Holländer halten die Ukraine für korrupt

Seit Jahr und Tag profitieren davon Rechtspopulisten. Dabei kamen vor allem die Christdemokraten unter die Räder. Jetzt, wo Ruttes rechtsliberale VVD zu den Sozialdemokraten gewechselt ist, steht diese Koalition in den Umfragen sehr schlecht da. Rutte tut sich sichtlich schwer. Das große Publikum vertraut ihm nicht mehr, seine glatten Sprüche und extreme Flexibilität haben ihn Glaubwürdigkeit gekostet. Seine politische Wendigkeit und seine Erfahrung mit dem Rechtspopulismus könnten Rutte auf der europäischen Ebene aber zum Vorteil geraten. Innenpolitisch zeigt er sich oft von einer euro-skeptischen Seite. Es gibt immer noch das Echo des „Nein“ der niederländischen Bevölkerung gegen das europäische Grundgesetz in Juni 2005, das ja auch eine Ablehnung der eigenen Politiker war, die zuvor auf „mehr Europa“ setzten.

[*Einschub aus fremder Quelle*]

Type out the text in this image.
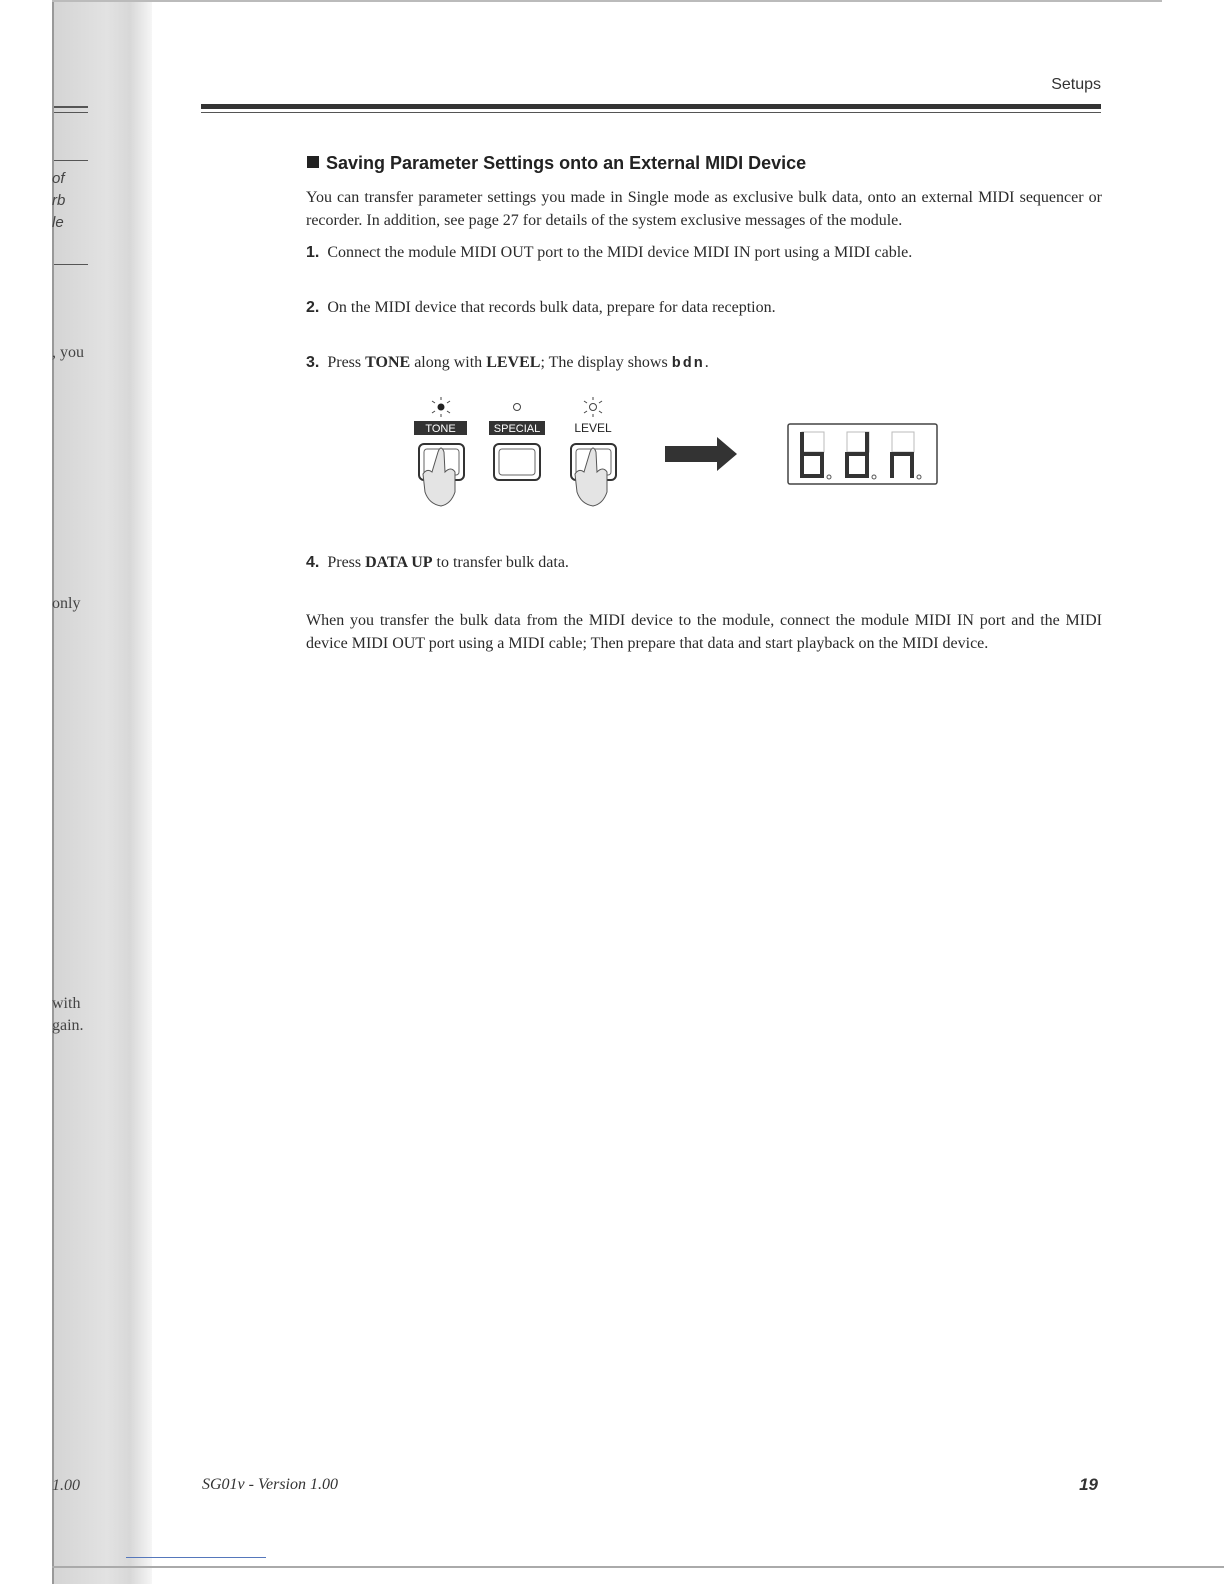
of
rb
le
, you
only
with
gain.
1.00
Setups
Saving Parameter Settings onto an External MIDI Device
You can transfer parameter settings you made in Single mode as exclusive bulk data, onto an external MIDI sequencer or recorder. In addition, see page 27 for details of the system exclusive messages of the module.
1. Connect the module MIDI OUT port to the MIDI device MIDI IN port using a MIDI cable.
2. On the MIDI device that records bulk data, prepare for data reception.
3. Press TONE along with LEVEL; The display shows bdn.
TONE	SPECIAL	LEVEL
4. Press DATA UP to transfer bulk data.
When you transfer the bulk data from the MIDI device to the module, connect the module MIDI IN port and the MIDI device MIDI OUT port using a MIDI cable; Then prepare that data and start playback on the MIDI device.
SG01v - Version 1.00	19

Und es droht die Volksabstimmung über den EU-Assoziierungsvertrag mit der Ukraine, die für Europa peinlich ausgehen kann. Umfragen deuten auf eine Niederlage für die Regierung hin. Die Ukraine wird in der Bevölkerung mit Korruption assoziiert und mit Staaten wie Griechenland und der Türkei, die für die meisten Holländer EU-untauglich sind. Es wäre ein Wunder, wenn Rutte das überstehen würde. Die Deutschen sprechen in solchen Fällen vom Glück des Tüchtigen. Wenn einer es haben kann, dann ist es Mark Rutte.